After my first bite, I understood. It was very flavorful. I tasted cream and spices and tender chicken. Every bite had a little kick, but the spiciness wasn't overbearing. I liked the butter chicken with slices of fresh, bubbly naan bread.
The vegetable dishes are nothing like you see anywhere else. From spinach to the Lodi-grown okra, they create flavorful dishes I was eager to taste.
There are numerous appetizers. Lamb rolls is Naan bread stuffed with minced lamb sauce, fresh herbs, onions, home-ground spices, ginger and garlic. Khas shish kababs are tender roles of succulent minced lamb, mildly spiced, coated with onion and grilled. Also choose from mussels, rack of lamb, chicken platter and many more.

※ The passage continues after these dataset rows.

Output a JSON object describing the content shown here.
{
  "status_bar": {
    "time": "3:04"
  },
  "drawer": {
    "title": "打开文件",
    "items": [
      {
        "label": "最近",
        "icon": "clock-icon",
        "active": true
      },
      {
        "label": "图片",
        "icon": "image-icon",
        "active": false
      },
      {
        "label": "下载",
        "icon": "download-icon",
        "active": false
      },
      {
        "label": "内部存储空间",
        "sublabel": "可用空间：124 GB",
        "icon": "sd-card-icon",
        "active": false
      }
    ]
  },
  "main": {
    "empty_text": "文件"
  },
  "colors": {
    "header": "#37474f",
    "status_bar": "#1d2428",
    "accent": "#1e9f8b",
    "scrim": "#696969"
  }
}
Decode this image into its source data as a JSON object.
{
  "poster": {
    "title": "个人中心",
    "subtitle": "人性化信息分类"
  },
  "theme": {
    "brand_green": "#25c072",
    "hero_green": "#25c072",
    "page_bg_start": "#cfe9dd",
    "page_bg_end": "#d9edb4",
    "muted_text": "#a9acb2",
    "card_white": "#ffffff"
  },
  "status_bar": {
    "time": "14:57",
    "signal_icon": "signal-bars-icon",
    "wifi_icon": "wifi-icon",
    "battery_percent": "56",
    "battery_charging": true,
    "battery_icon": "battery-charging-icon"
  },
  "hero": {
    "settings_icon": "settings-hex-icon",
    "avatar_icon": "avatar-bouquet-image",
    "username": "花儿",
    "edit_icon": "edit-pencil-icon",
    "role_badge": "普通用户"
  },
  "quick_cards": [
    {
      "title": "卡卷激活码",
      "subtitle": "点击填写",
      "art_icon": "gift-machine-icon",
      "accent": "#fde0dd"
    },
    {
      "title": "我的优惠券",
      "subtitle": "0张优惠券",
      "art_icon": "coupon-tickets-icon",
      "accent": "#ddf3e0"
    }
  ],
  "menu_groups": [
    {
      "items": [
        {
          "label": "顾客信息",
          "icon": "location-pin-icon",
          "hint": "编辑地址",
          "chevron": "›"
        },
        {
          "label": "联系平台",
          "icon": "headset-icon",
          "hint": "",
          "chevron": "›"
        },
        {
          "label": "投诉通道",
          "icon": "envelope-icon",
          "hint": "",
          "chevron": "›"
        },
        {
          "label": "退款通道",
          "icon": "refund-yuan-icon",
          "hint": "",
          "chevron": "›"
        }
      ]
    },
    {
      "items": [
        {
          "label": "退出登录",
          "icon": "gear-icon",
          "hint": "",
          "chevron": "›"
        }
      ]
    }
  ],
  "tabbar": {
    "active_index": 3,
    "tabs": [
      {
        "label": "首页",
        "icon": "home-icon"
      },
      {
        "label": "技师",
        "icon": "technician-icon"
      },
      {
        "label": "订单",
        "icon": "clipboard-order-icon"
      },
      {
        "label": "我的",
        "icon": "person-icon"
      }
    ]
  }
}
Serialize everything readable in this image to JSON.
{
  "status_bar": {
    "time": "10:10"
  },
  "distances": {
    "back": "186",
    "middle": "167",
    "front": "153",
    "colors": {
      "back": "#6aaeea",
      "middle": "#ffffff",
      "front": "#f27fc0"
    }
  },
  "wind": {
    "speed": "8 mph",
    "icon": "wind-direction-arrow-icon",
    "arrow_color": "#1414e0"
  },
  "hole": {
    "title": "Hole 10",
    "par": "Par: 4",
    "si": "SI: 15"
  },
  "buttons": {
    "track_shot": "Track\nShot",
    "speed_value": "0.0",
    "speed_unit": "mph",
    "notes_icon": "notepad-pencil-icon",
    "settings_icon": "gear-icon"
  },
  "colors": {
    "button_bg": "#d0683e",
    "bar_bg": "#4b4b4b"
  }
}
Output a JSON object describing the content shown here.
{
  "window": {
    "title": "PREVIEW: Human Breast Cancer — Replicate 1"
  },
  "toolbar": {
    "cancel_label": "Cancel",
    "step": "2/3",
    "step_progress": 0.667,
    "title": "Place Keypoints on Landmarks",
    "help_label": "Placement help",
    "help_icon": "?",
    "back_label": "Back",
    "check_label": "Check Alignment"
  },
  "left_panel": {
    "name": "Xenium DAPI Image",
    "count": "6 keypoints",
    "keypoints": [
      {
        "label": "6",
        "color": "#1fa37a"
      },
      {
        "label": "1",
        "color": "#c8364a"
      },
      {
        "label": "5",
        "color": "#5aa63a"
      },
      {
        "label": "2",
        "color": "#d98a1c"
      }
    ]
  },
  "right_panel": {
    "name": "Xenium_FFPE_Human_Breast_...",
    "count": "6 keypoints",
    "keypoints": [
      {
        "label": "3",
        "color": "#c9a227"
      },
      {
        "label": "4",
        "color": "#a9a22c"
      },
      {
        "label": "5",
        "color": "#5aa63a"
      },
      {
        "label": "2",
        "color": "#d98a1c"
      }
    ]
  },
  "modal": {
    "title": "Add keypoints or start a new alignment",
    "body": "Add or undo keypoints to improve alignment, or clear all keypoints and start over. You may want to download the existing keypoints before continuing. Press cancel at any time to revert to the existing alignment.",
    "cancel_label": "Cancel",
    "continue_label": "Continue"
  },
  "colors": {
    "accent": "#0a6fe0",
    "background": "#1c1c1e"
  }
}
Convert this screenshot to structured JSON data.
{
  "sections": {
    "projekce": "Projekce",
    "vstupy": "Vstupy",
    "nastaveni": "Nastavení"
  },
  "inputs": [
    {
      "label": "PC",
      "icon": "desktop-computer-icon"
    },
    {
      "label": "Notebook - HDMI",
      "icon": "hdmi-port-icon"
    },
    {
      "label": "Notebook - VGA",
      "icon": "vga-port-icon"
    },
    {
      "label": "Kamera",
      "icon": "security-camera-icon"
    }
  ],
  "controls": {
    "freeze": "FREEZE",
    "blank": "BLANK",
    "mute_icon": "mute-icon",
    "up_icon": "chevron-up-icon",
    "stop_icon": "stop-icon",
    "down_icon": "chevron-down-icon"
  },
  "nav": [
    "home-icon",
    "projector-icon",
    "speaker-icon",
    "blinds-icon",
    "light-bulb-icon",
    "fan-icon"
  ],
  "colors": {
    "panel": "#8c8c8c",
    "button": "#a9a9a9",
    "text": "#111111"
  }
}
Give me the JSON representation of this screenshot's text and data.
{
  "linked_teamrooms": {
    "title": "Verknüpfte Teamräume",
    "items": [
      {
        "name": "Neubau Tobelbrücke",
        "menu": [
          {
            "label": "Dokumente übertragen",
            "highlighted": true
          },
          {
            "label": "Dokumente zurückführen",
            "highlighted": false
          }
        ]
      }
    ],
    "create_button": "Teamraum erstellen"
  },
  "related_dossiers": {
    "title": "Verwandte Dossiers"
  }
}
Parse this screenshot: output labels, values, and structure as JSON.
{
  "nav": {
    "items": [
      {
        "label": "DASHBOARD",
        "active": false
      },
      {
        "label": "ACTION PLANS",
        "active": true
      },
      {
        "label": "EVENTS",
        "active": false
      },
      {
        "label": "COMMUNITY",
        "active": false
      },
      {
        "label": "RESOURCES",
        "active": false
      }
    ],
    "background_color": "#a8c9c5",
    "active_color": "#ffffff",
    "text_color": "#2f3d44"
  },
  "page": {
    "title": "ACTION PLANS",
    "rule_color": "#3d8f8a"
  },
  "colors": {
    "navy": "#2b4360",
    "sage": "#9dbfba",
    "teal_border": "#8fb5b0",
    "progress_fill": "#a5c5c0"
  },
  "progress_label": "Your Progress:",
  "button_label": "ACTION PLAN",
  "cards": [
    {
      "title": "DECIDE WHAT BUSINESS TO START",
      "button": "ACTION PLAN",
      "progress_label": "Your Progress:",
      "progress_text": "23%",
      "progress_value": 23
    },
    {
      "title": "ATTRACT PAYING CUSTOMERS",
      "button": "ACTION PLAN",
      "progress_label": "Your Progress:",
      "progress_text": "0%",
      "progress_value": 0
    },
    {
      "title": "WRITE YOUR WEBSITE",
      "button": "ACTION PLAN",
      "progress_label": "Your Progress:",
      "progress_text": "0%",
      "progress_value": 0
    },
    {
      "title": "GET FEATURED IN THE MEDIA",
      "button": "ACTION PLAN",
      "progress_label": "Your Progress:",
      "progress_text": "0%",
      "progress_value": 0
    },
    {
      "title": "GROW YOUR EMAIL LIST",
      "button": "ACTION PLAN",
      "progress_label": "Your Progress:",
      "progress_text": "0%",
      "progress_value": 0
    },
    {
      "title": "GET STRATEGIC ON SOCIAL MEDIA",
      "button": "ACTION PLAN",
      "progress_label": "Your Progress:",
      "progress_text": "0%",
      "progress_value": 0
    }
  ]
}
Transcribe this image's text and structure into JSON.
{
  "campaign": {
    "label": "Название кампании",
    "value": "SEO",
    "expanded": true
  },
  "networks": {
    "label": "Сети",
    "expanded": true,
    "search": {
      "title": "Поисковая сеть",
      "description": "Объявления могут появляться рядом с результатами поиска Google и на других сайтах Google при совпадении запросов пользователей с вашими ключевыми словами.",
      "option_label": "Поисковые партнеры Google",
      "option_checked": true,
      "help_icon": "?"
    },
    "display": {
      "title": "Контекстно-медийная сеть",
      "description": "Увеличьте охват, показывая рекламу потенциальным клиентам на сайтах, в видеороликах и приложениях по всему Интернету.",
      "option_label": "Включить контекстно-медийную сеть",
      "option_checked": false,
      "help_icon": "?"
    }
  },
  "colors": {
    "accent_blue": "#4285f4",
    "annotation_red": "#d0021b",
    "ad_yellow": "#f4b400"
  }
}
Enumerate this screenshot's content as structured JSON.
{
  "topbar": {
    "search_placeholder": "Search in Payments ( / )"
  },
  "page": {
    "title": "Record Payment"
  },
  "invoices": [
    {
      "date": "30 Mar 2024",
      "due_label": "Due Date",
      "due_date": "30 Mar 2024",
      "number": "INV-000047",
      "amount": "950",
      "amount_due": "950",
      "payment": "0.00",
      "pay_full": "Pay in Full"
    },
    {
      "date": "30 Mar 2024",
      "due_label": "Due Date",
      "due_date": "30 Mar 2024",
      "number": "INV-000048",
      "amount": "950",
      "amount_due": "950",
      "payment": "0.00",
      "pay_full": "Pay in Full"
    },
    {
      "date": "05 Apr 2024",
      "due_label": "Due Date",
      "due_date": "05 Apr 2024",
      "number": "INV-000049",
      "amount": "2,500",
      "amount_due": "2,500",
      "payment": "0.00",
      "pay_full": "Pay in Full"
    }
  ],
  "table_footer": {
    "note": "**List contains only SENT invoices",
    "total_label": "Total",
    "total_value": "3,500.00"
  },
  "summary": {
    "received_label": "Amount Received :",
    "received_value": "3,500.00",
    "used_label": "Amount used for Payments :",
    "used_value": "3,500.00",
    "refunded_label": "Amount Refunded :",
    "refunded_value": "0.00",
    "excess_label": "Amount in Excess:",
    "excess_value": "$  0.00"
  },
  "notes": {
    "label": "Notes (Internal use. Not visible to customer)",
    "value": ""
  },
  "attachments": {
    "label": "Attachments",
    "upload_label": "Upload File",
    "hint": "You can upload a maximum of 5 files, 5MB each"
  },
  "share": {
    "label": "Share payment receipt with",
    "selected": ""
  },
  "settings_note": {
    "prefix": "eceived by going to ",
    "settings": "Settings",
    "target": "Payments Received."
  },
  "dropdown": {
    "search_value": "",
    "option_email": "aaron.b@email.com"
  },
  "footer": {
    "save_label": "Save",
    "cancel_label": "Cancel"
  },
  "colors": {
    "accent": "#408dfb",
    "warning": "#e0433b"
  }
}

Tandoori specialties include a full tandoori chicken: chicken marinated in sauce with yogurt, home-ground spices and baked in tandoor. Tandoori prawns: fresh, marinated prawns.
I wasn't too sure about the dessert, gulab jamun. At first, I thought it the sticky round treat was some sort of plum dish. I soon learned that it is actually a traditional dessert made from dry milk, semolina and cheese and fried in rose floured honey syrup. I cut one of the doughy balls in half and tasted it with an Indian rice pudding. It was like nothing I expected. It was sweet, warm and a little like a gourmet doughnut hole.
What: Sansar Authentic Indian Cuisine
Where: 7610 Pacific Ave., Suite 1 in Stockton
Specialties: Indian food, Indian beer, Indian sweets, halal food
Hours: Open daily: 11:30 a.m.-2:30 p.m. for lunch buffet, 5 p.m.-10 p.m. for dinner
Information: 957-4995. Dine-in, take-out, catering and a large banquet room are available.
Fernands says they're actually something the chefs are very particular about. Fernands has to cut the first gulab jamun ball open to make sure it's perfect all the way through because the chefs are too scared to do it themselves. If a batch isn't perfect, the entire batch gets tossed to the trash.
Attention to detail and perfection is something that Sansar prides itself on - and you can taste it.